The American Way of Death Revisited - Jessica Mitford [148]
Irrevocable plans can almost always be transferred from one funeral home to another, but few morticians will offer this information. When Mrs. H. moved in, the nursing home insisted that funeral arrangements be made without delay. Her daughter—without any consultation—arranged for a $4,000-plus funeral at the only funeral home in town, written up in an irrevocable funeral contract and paid for from Mrs. H.’s own checking account. It had been difficult for Mrs. H. to manage her affairs—arthritis had taken away her sense of independence and control, and she’d depended on her daughter to write her checks, among other things. But she knew that the $4,000 funeral was not to her liking. With the help of a Senior Law Project attorney, she was able to transfer her “irrevocable” funeral plan to another funeral home. After writing up an irrevocable agreement for a $695 cremation, the new funeral director instructed the bank to refund the difference.
In short, an “irrevocable” trust does not require you to give up all rights to control your investment. If a funeral director attempts to take undue advantage of your situation, you may have legal recourse.
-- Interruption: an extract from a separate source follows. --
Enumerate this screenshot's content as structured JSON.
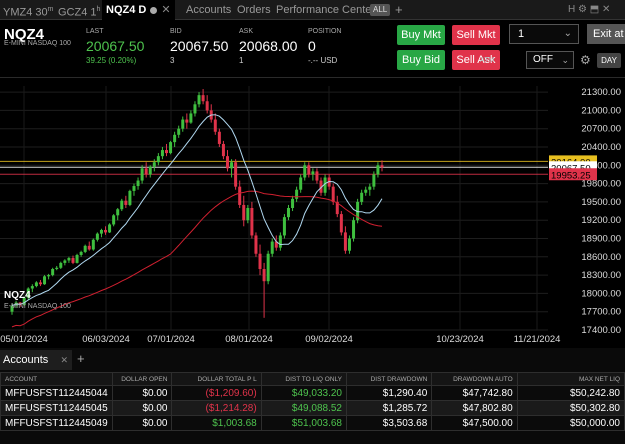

In most cases, shielding assets in order to qualify for government benefits is the only sound reason for paying for a funeral in advance. The only way to do that is with an irrevocable trust. But keep in mind that even though your trust account is irrevocable, you will be responsible for declaring the interest income because it will ultimately be used for your benefit. Mrs. M., in South Carolina, was irate: “The funeral home sent me a statement showing how much interest I’m supposed to declare on my income tax return. I don’t have that money anymore, and when I die the funeral home will get it all. Why should I have to pay taxes?”
20
New Hope for the Dead
At the June 1996 Nashville gathering of nonprofit funeral and memorial societies, Lisa Carlson—the executive director of the Funeral and Memorial Societies of America (FAMSA)—issued a call for social activism:
If every mortuary in the country offered fair prices and a wide range of options, did not indulge in manipulation of the grieving, did not hide the low-cost caskets, did not dominate the funeral boards with self-serving regulations, did not limit the options for caring for your own dead in certain states or who can sell caskets, there would be no reason for our societies. We are the only national group monitoring the funeral industry for consumers. We have an obligation to protect the public at large, not just our members, especially given the high rate of noncompliance with the Funeral Rule.
The following year—with the cooperation of other consumer groups including AARP and the Consumer Federation of America—FAMSA petitioned the FTC to reopen the Funeral Rule for new amendments. Key objectives will be: to outlaw the nondeclinable fee, to legitimize private viewing of unembalmed bodies, to specify costs in connection with body donation, and to bring cemeteries under the coverage of the Funeral Rule. The situation will demand close attention from consumers, given the predictable response from the industry—which is happy, indeed, with the rule as it stands.
Who are these meddlesome do-gooders willing to take on a well-heeled and powerful industry? “Unitarians, Quakers, eggheads, and old farts who are nothing more than a middleman for the industry and a cheap funeral,” was one glib characterization. Carlson cheerfully acknowledged that she qualifies for “at least three of those four.”
The practice of group planning for funeral arrangements started early in the century in the Farm Grange organization in the Northwestern United States. From there the idea spread to the cities, mainly under church leadership.